Dans ce maelström, l’affaire du Libor reste à part. Il ne faut surtout pas la confondre avec les scandales qui ont déjà entaché le taux londonien et son cousin Euribor, avec de lourdes sanctions pour nombre d’établissements – dont la Société générale – et des peines de prison infligées en juillet 2016 à quatre anciens de Barclays. La justice de part et d’autre de l’Atlantique avait alors démantelé un réseau de tradeurs indélicats qui, au milieu des années 2000, trichaient sur le Libor afin d’améliorer leurs bonus.

Une stigmatisation potentiellement mortelle

Pour comprendre ce que les Etats-Unis reprochent désormais à la Société générale, il faut se rappeler comment fonctionne le Libor. Ce thermomètre du marché monétaire est déterminé chaque jour à Londres à partir des déclarations des banques partenaires qui indiquent à quel taux elles empruntent au jour le jour.
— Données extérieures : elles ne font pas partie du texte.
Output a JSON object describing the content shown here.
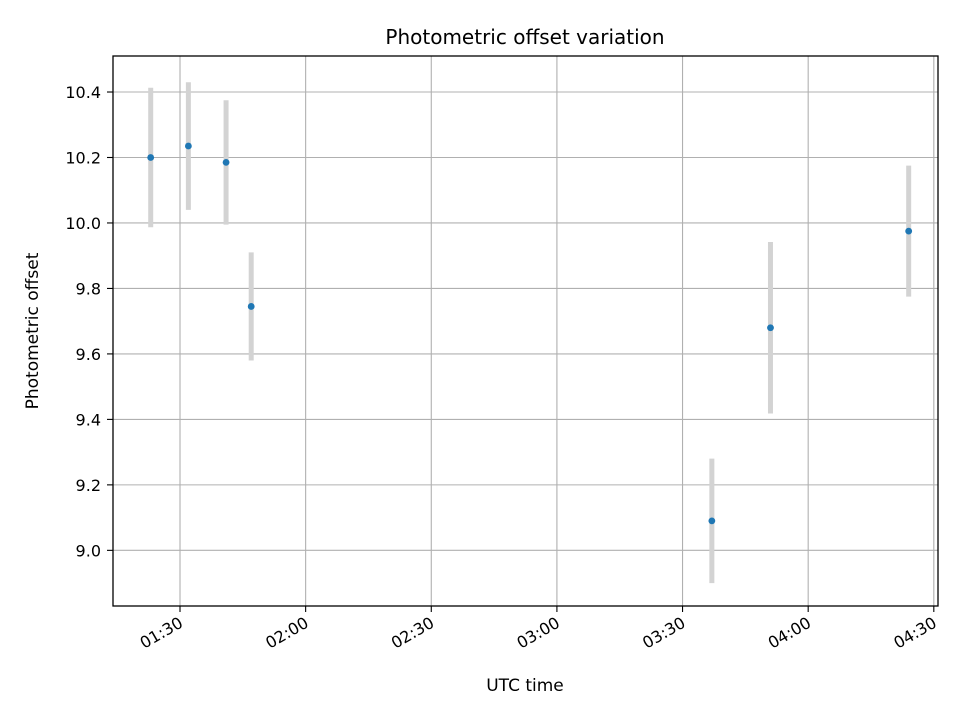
{
  "chart_data": {
    "type": "scatter",
    "title": "Photometric offset variation",
    "xlabel": "UTC time",
    "ylabel": "Photometric offset",
    "grid": true,
    "xlim": [
      "01:14",
      "04:31"
    ],
    "ylim": [
      8.83,
      10.51
    ],
    "xticks": [
      "01:30",
      "02:00",
      "02:30",
      "03:00",
      "03:30",
      "04:00",
      "04:30"
    ],
    "yticks": [
      "9.0",
      "9.2",
      "9.4",
      "9.6",
      "9.8",
      "10.0",
      "10.2",
      "10.4"
    ],
    "series": [
      {
        "x": [
          "01:23",
          "01:32",
          "01:41",
          "01:47",
          "03:37",
          "03:51",
          "04:24"
        ],
        "y": [
          10.2,
          10.235,
          10.185,
          9.745,
          9.09,
          9.68,
          9.975
        ],
        "yerr": [
          0.213,
          0.195,
          0.19,
          0.165,
          0.19,
          0.262,
          0.2
        ]
      }
    ],
    "colors": {
      "point": "#1f77b4",
      "errorbar": "#d3d3d3",
      "grid": "#b0b0b0"
    }
  }
}
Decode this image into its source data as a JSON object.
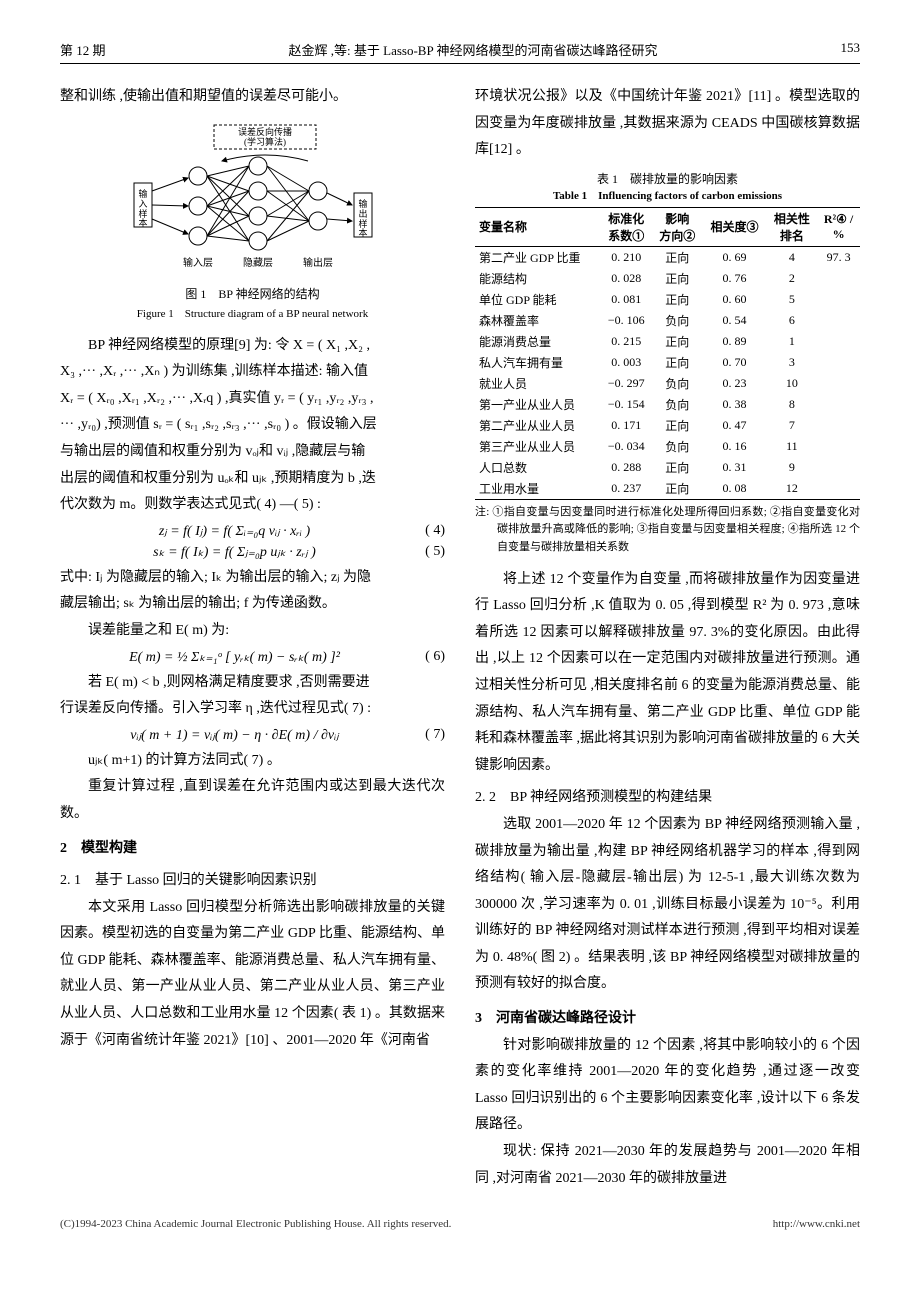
{
  "header": {
    "issue": "第 12 期",
    "running": "赵金辉 ,等: 基于 Lasso-BP 神经网络模型的河南省碳达峰路径研究",
    "page": "153"
  },
  "left": {
    "p0": "整和训练 ,使输出值和期望值的误差尽可能小。",
    "nn": {
      "label_err": "误差反向传播\n(学习算法)",
      "label_in": "输入样本",
      "label_out": "输出样本",
      "lay_in": "输入层",
      "lay_hid": "隐藏层",
      "lay_out": "输出层"
    },
    "figcap": "图 1　BP 神经网络的结构",
    "figcap_en": "Figure 1　Structure diagram of a BP neural network",
    "p1a": "BP 神经网络模型的原理[9] 为: 令 X = ( X₁ ,X₂ ,",
    "p1b": "X₃ ,··· ,Xᵣ ,··· ,Xₙ ) 为训练集 ,训练样本描述: 输入值",
    "p1c": "Xᵣ = ( Xᵣ₀ ,Xᵣ₁ ,Xᵣ₂ ,··· ,Xᵣq ) ,真实值 yᵣ = ( yᵣ₁ ,yᵣ₂ ,yᵣ₃ ,",
    "p1d": "··· ,yᵣ₀) ,预测值 sᵣ = ( sᵣ₁ ,sᵣ₂ ,sᵣ₃ ,··· ,sᵣ₀ ) 。假设输入层",
    "p1e": "与输出层的阈值和权重分别为 vₒⱼ和 vᵢⱼ ,隐藏层与输",
    "p1f": "出层的阈值和权重分别为 uₒₖ和 uⱼₖ ,预期精度为 b ,迭",
    "p1g": "代次数为 m。则数学表达式见式( 4) —( 5) :",
    "eq4": "zⱼ = f( Iⱼ)  = f(  Σᵢ₌₀q  vᵢⱼ · xᵣᵢ )",
    "eq4n": "( 4)",
    "eq5": "sₖ = f( Iₖ)  = f(  Σⱼ₌₀p  uⱼₖ · zᵣⱼ )",
    "eq5n": "( 5)",
    "p2a": "式中: Iⱼ 为隐藏层的输入; Iₖ 为输出层的输入; zⱼ 为隐",
    "p2b": "藏层输出; sₖ 为输出层的输出; f 为传递函数。",
    "p3": "误差能量之和 E( m) 为:",
    "eq6": "E( m)  = ½ Σₖ₌₁ᵒ [ yᵣₖ( m)  − sᵣₖ( m) ]²",
    "eq6n": "( 6)",
    "p4a": "若 E( m) < b ,则网格满足精度要求 ,否则需要进",
    "p4b": "行误差反向传播。引入学习率 η ,迭代过程见式( 7) :",
    "eq7": "vᵢⱼ( m + 1)  = vᵢⱼ( m)  − η · ∂E( m) / ∂vᵢⱼ",
    "eq7n": "( 7)",
    "p5": "uⱼₖ( m+1) 的计算方法同式( 7) 。",
    "p6": "重复计算过程 ,直到误差在允许范围内或达到最大迭代次数。",
    "sec2": "2　模型构建",
    "sub21": "2. 1　基于 Lasso 回归的关键影响因素识别",
    "p7": "本文采用 Lasso 回归模型分析筛选出影响碳排放量的关键因素。模型初选的自变量为第二产业 GDP 比重、能源结构、单位 GDP 能耗、森林覆盖率、能源消费总量、私人汽车拥有量、就业人员、第一产业从业人员、第二产业从业人员、第三产业从业人员、人口总数和工业用水量 12 个因素( 表 1) 。其数据来源于《河南省统计年鉴 2021》[10] 、2001—2020 年《河南省"
  },
  "right": {
    "p0": "环境状况公报》以及《中国统计年鉴 2021》[11] 。模型选取的因变量为年度碳排放量 ,其数据来源为 CEADS 中国碳核算数据库[12] 。",
    "tabcap": "表 1　碳排放量的影响因素",
    "tabcap_en": "Table 1　Influencing factors of carbon emissions",
    "table": {
      "head": [
        "变量名称",
        "标准化\n系数①",
        "影响\n方向②",
        "相关度③",
        "相关性\n排名",
        "R²④ /\n%"
      ],
      "rows": [
        [
          "第二产业 GDP 比重",
          "0. 210",
          "正向",
          "0. 69",
          "4",
          "97. 3"
        ],
        [
          "能源结构",
          "0. 028",
          "正向",
          "0. 76",
          "2",
          ""
        ],
        [
          "单位 GDP 能耗",
          "0. 081",
          "正向",
          "0. 60",
          "5",
          ""
        ],
        [
          "森林覆盖率",
          "−0. 106",
          "负向",
          "0. 54",
          "6",
          ""
        ],
        [
          "能源消费总量",
          "0. 215",
          "正向",
          "0. 89",
          "1",
          ""
        ],
        [
          "私人汽车拥有量",
          "0. 003",
          "正向",
          "0. 70",
          "3",
          ""
        ],
        [
          "就业人员",
          "−0. 297",
          "负向",
          "0. 23",
          "10",
          ""
        ],
        [
          "第一产业从业人员",
          "−0. 154",
          "负向",
          "0. 38",
          "8",
          ""
        ],
        [
          "第二产业从业人员",
          "0. 171",
          "正向",
          "0. 47",
          "7",
          ""
        ],
        [
          "第三产业从业人员",
          "−0. 034",
          "负向",
          "0. 16",
          "11",
          ""
        ],
        [
          "人口总数",
          "0. 288",
          "正向",
          "0. 31",
          "9",
          ""
        ],
        [
          "工业用水量",
          "0. 237",
          "正向",
          "0. 08",
          "12",
          ""
        ]
      ]
    },
    "tnote": "注: ①指自变量与因变量同时进行标准化处理所得回归系数; ②指自变量变化对碳排放量升高或降低的影响; ③指自变量与因变量相关程度; ④指所选 12 个自变量与碳排放量相关系数",
    "p1": "将上述 12 个变量作为自变量 ,而将碳排放量作为因变量进行 Lasso 回归分析 ,K 值取为 0. 05 ,得到模型 R² 为 0. 973 ,意味着所选 12 因素可以解释碳排放量 97. 3%的变化原因。由此得出 ,以上 12 个因素可以在一定范围内对碳排放量进行预测。通过相关性分析可见 ,相关度排名前 6 的变量为能源消费总量、能源结构、私人汽车拥有量、第二产业 GDP 比重、单位 GDP 能耗和森林覆盖率 ,据此将其识别为影响河南省碳排放量的 6 大关键影响因素。",
    "sub22": "2. 2　BP 神经网络预测模型的构建结果",
    "p2": "选取 2001—2020 年 12 个因素为 BP 神经网络预测输入量 ,碳排放量为输出量 ,构建 BP 神经网络机器学习的样本 ,得到网络结构( 输入层-隐藏层-输出层) 为 12-5-1 ,最大训练次数为 300000 次 ,学习速率为 0. 01 ,训练目标最小误差为 10⁻⁵。利用训练好的 BP 神经网络对测试样本进行预测 ,得到平均相对误差为 0. 48%( 图 2) 。结果表明 ,该 BP 神经网络模型对碳排放量的预测有较好的拟合度。",
    "sec3": "3　河南省碳达峰路径设计",
    "p3": "针对影响碳排放量的 12 个因素 ,将其中影响较小的 6 个因素的变化率维持 2001—2020 年的变化趋势 ,通过逐一改变 Lasso 回归识别出的 6 个主要影响因素变化率 ,设计以下 6 条发展路径。",
    "p4": "现状: 保持 2021—2030 年的发展趋势与 2001—2020 年相同 ,对河南省 2021—2030 年的碳排放量进"
  },
  "footer": {
    "left": "(C)1994-2023 China Academic Journal Electronic Publishing House. All rights reserved.",
    "right": "http://www.cnki.net"
  }
}
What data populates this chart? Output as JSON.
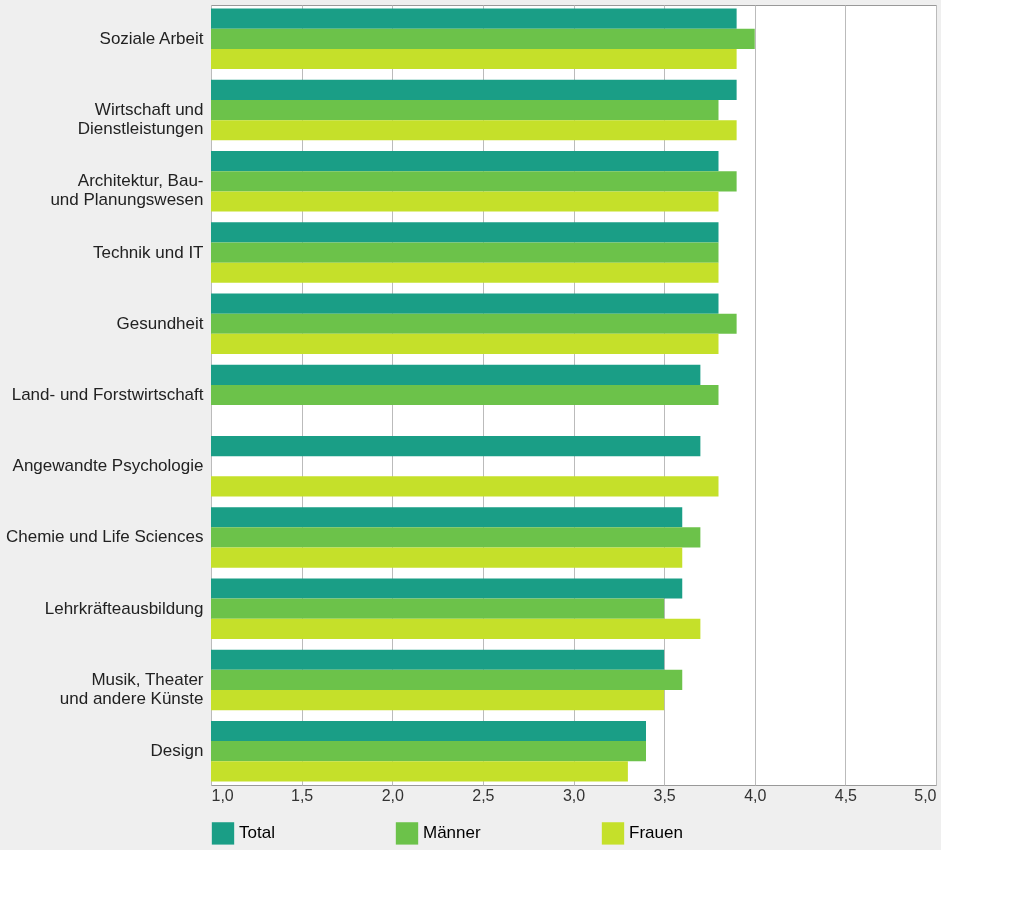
{
  "chart_data": {
    "type": "bar",
    "orientation": "horizontal",
    "categories": [
      "Soziale Arbeit",
      "Wirtschaft und\nDienstleistungen",
      "Architektur, Bau-\nund Planungswesen",
      "Technik und IT",
      "Gesundheit",
      "Land- und Forstwirtschaft",
      "Angewandte Psychologie",
      "Chemie und Life Sciences",
      "Lehrkräfteausbildung",
      "Musik, Theater\nund andere Künste",
      "Design"
    ],
    "series": [
      {
        "name": "Total",
        "color": "#1a9e86",
        "values": [
          3.9,
          3.9,
          3.8,
          3.8,
          3.8,
          3.7,
          3.7,
          3.6,
          3.6,
          3.5,
          3.4
        ]
      },
      {
        "name": "Männer",
        "color": "#6cc24a",
        "values": [
          4.0,
          3.8,
          3.9,
          3.8,
          3.9,
          3.8,
          null,
          3.7,
          3.5,
          3.6,
          3.4
        ]
      },
      {
        "name": "Frauen",
        "color": "#c5e02a",
        "values": [
          3.9,
          3.9,
          3.8,
          3.8,
          3.8,
          null,
          3.8,
          3.6,
          3.7,
          3.5,
          3.3
        ]
      }
    ],
    "xlim": [
      1,
      5
    ],
    "xticks": [
      {
        "value": 1,
        "label": "1,0"
      },
      {
        "value": 1.5,
        "label": "1,5"
      },
      {
        "value": 2,
        "label": "2,0"
      },
      {
        "value": 2.5,
        "label": "2,5"
      },
      {
        "value": 3,
        "label": "3,0"
      },
      {
        "value": 3.5,
        "label": "3,5"
      },
      {
        "value": 4,
        "label": "4,0"
      },
      {
        "value": 4.5,
        "label": "4,5"
      },
      {
        "value": 5,
        "label": "5,0"
      }
    ],
    "grid": "x",
    "legend": "bottom"
  }
}
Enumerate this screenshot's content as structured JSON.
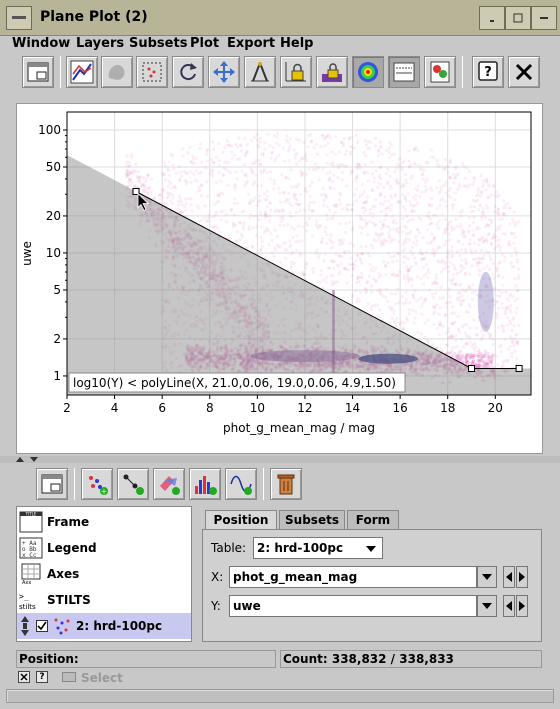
{
  "window": {
    "title": "Plane Plot (2)"
  },
  "menu": [
    "Window",
    "Layers",
    "Subsets",
    "Plot",
    "Export",
    "Help"
  ],
  "toolbar": {
    "icons": [
      "window-icon",
      "replot-icon",
      "blob-icon",
      "lasso-icon",
      "rotate-icon",
      "navigation-icon",
      "axis-lock-icon",
      "aux-lock-icon",
      "lock-colorbar-icon",
      "density-icon",
      "sketch-icon",
      "export-icon",
      "help-icon",
      "close-icon"
    ]
  },
  "plot": {
    "xlabel": "phot_g_mean_mag / mag",
    "ylabel": "uwe",
    "x_ticks": [
      "2",
      "4",
      "6",
      "8",
      "10",
      "12",
      "14",
      "16",
      "18",
      "20"
    ],
    "y_ticks": [
      "100",
      "50",
      "20",
      "10",
      "5",
      "2",
      "1"
    ],
    "annotation": "log10(Y) < polyLine(X, 21.0,0.06, 19.0,0.06, 4.9,1.50)"
  },
  "chart_data": {
    "type": "scatter",
    "xlabel": "phot_g_mean_mag / mag",
    "ylabel": "uwe",
    "xlim": [
      2,
      21.5
    ],
    "ylim": [
      0.7,
      140
    ],
    "y_scale": "log",
    "grid": true,
    "polyline": [
      [
        4.9,
        31.6
      ],
      [
        19.0,
        1.15
      ],
      [
        21.0,
        1.15
      ]
    ],
    "density_color": "#e070c0",
    "dense_color": "#1a2a80"
  },
  "control": {
    "layers": [
      {
        "label": "Frame",
        "icon": "frame-icon"
      },
      {
        "label": "Legend",
        "icon": "legend-icon"
      },
      {
        "label": "Axes",
        "icon": "axes-icon"
      },
      {
        "label": "STILTS",
        "icon": "stilts-icon"
      },
      {
        "label": "2: hrd-100pc",
        "icon": "scatter-layer-icon"
      }
    ],
    "tabs": [
      "Position",
      "Subsets",
      "Form"
    ],
    "table_label": "Table:",
    "table_value": "2: hrd-100pc",
    "x_label": "X:",
    "x_value": "phot_g_mean_mag",
    "y_label": "Y:",
    "y_value": "uwe"
  },
  "status": {
    "position_label": "Position:",
    "count_label": "Count: 338,832 / 338,833"
  },
  "footer": {
    "select_label": "Select"
  }
}
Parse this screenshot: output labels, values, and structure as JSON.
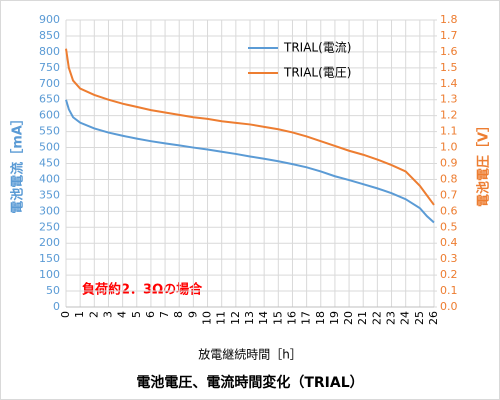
{
  "chart_data": {
    "type": "line",
    "title": "電池電圧、電流時間変化（TRIAL）",
    "x_label": "放電継続時間［h］",
    "y_label": "電池電流［mA］",
    "y2_label": "電池電圧［V］",
    "annotation": "負荷約2．3Ωの場合",
    "x": [
      0,
      0.2,
      0.5,
      1,
      2,
      3,
      4,
      5,
      6,
      7,
      8,
      9,
      10,
      11,
      12,
      13,
      14,
      15,
      16,
      17,
      18,
      19,
      20,
      21,
      22,
      23,
      24,
      25,
      25.5,
      26
    ],
    "series": [
      {
        "name": "TRIAL(電流)",
        "color": "#5b9bd5",
        "axis": "y",
        "values": [
          650,
          620,
          595,
          578,
          560,
          547,
          537,
          528,
          520,
          513,
          507,
          500,
          494,
          487,
          480,
          472,
          465,
          457,
          448,
          438,
          425,
          410,
          398,
          385,
          372,
          357,
          338,
          310,
          285,
          265
        ]
      },
      {
        "name": "TRIAL(電圧)",
        "color": "#ed7d31",
        "axis": "y2",
        "values": [
          1.62,
          1.5,
          1.42,
          1.37,
          1.33,
          1.3,
          1.275,
          1.255,
          1.235,
          1.22,
          1.205,
          1.19,
          1.18,
          1.165,
          1.155,
          1.145,
          1.13,
          1.115,
          1.095,
          1.07,
          1.04,
          1.01,
          0.98,
          0.955,
          0.925,
          0.89,
          0.85,
          0.76,
          0.7,
          0.64
        ]
      }
    ],
    "xlim": [
      0,
      26
    ],
    "xticks": [
      0,
      1,
      2,
      3,
      4,
      5,
      6,
      7,
      8,
      9,
      10,
      11,
      12,
      13,
      14,
      15,
      16,
      17,
      18,
      19,
      20,
      21,
      22,
      23,
      24,
      25,
      26
    ],
    "ylim": [
      0,
      900
    ],
    "yticks": [
      0,
      50,
      100,
      150,
      200,
      250,
      300,
      350,
      400,
      450,
      500,
      550,
      600,
      650,
      700,
      750,
      800,
      850,
      900
    ],
    "y2lim": [
      0,
      1.8
    ],
    "y2ticks": [
      {
        "value": 0,
        "label": "0.0"
      },
      0.1,
      0.2,
      0.3,
      0.4,
      0.5,
      0.6,
      0.7,
      0.8,
      0.9,
      {
        "value": 1,
        "label": "1.0"
      },
      1.1,
      1.2,
      1.3,
      1.4,
      1.5,
      1.6,
      1.7,
      1.8
    ],
    "grid": true
  }
}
La Société générale est accusée d’avoir minoré, entre mai 2010 et octobre 2011 ses déclarations quotidiennes, afin de ne pas apparaître fragilisée durant la crise de l’euro en révélant qu’elle empruntait plus cher que ses concurrents, signe d’une défiance de la communauté financière. Une stigmatisation potentiellement mortelle…

En août 2017, la justice de l’Etat de New York a inculpé deux salariées de la trésorerie la SocGen, Danielle Sindzingre et Muriel Bescond. Ce sont elles qui déterminaient au sein de la banque les estimations transmises à Thomson Reuters, le gestionnaire du Libor. La justice américaine les accuse d’avoir « délibérément » donné des estimations basses concernant le Libor en dollar.

« Ethique irréprochable »

Si la trésorerie dépend de la salle des marchés, elle est copilotée par la direction financière. Or, M. Valet était directeur financier de la banque entre mai 2008 et décembre 2011. Il a participé à des réunions où ces questions ont été évoquées. Pour la justice américaine, c’est impardonnable. Ironique quand tout le monde à Paris loue « l’éthique irréprochable » de M. Valet. Comme toute la Société générale salue également l’éthique et la loyauté de Mme Sindzingre, dont l’éviction a miné le moral des troupes…

M. Oudéa va prendre en charge directement la Banque de financement et d’investissement en attendant de trouver un remplaçant à M. Valet. Pas simple. L’an dernier, Christophe Mianné, figure historique des marchés de la banque, qui aurait pu faire figure de successeur, avait été prié de faire ses valises.

En réponse à cette crise, selon nos sources, le conseil d’administration a d’ores et déjà assuré M. Oudéa, dont le mandat arrivait à échéance en 2019, de son renouvellement.